富士フイルムグループ「生物多様性の保全に関する基本認識と行動指針」
«Fujifilm Group Guidelines for Biodiversity»
【基本認識】
わたしたちは、持続可能な社会の実現のために、現在直面している重大な問題に真摯に向き合い、将来世代に大きな負債を残さぬ責任があります。
地球温暖化に代表される「気候変動」問題と、生態系の破壊や生物種の絶滅等に伴う「生物多様性」の危機的速度による消滅は、わたしたちが直面している重大な問題です。
「生物多様性」は、食料をはじめ医薬品やエネルギー、災害の軽減などをはじめ、固有の文化・芸術の礎となるなど、わたしたちのいのちと暮らしを支えています。

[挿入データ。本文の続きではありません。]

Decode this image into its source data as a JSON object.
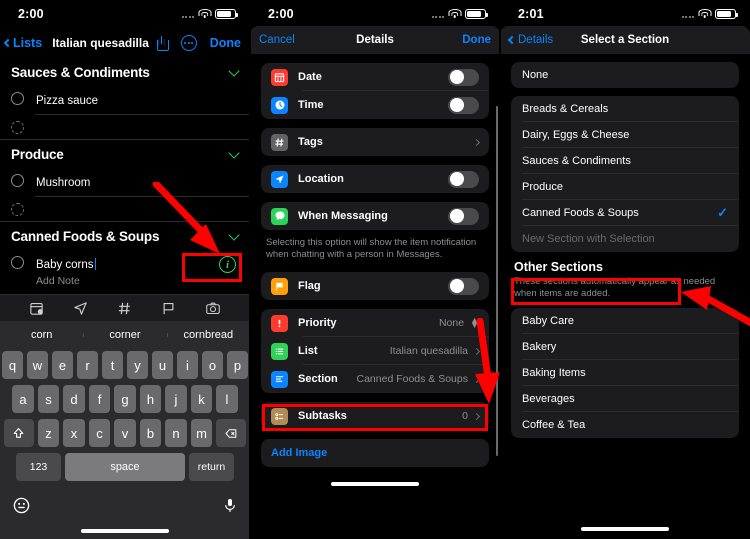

わたしたち富士フイルムグループは、自らの事業活動においても、「生物多様性」と無関係ではあり得ません。それゆえ、わたしたちには、「生物多様性」への影響を回避しまたは最小化すべく「生物多様性」の保全と持続可能な利用に取り組む責任があります。取り組みにあたっては、わたしたちが国際的な相互依存関係の中にあることに留意し、常に国際的視野に立ちつつ、なすべきことへとつなげていくことが重要です。
【行動のための指針】
- 生物多様性を壊さないために
「生物多様性」は、いのちのつながりです。事業活動に際しては、この「つながり」への影響を回避または最小化するとともに、「つながり」の断絶に関与しないよう最大限の配慮をします。
- 生物多様性を守るために
事業活動に際しては、自然環境の健全性と多様性を維持することを心がけ、地域における自然的社会的条件に応じた環境保全への配慮をします。
- 生物多様性を活かすために
事業活動において生物資源を利用する際は、「生物多様性」が将来にわたり維持されるよう、長期的視点に立った持続可能な利用方法の採用に努めます。
- 国際的視野での対応のために
事業活動に際しては、国内外のバリューチェーンの枠組みにおいて、「生物多様性」への影響を把握し、負荷の低減に努めます。
- 社会的要請に応えるために
「生物多様性」に関する国際的取決めや法令を順守し、「生物多様性」に関わる公的機関やNPO/NGO、他企業などとの連携と協調を大切にします。
- 情報を共有するために
「生物多様性」に関する自らの取り組みを積極的に情報開示します。また、取り組みの質と効率を上げるため、生物多様性に関する従業員啓発に努めます。
平成21年6月1日制定
富士フイルムホールディングス株式会社
CSR委員会
今後に向けて
生物多様性の保全は、その意味や重要性を認識することが大切です。今後、わたしたちの行動や施策につなげるために、「生物多様性の保全」についての社内啓発を図るとともに、できることから実践していきます。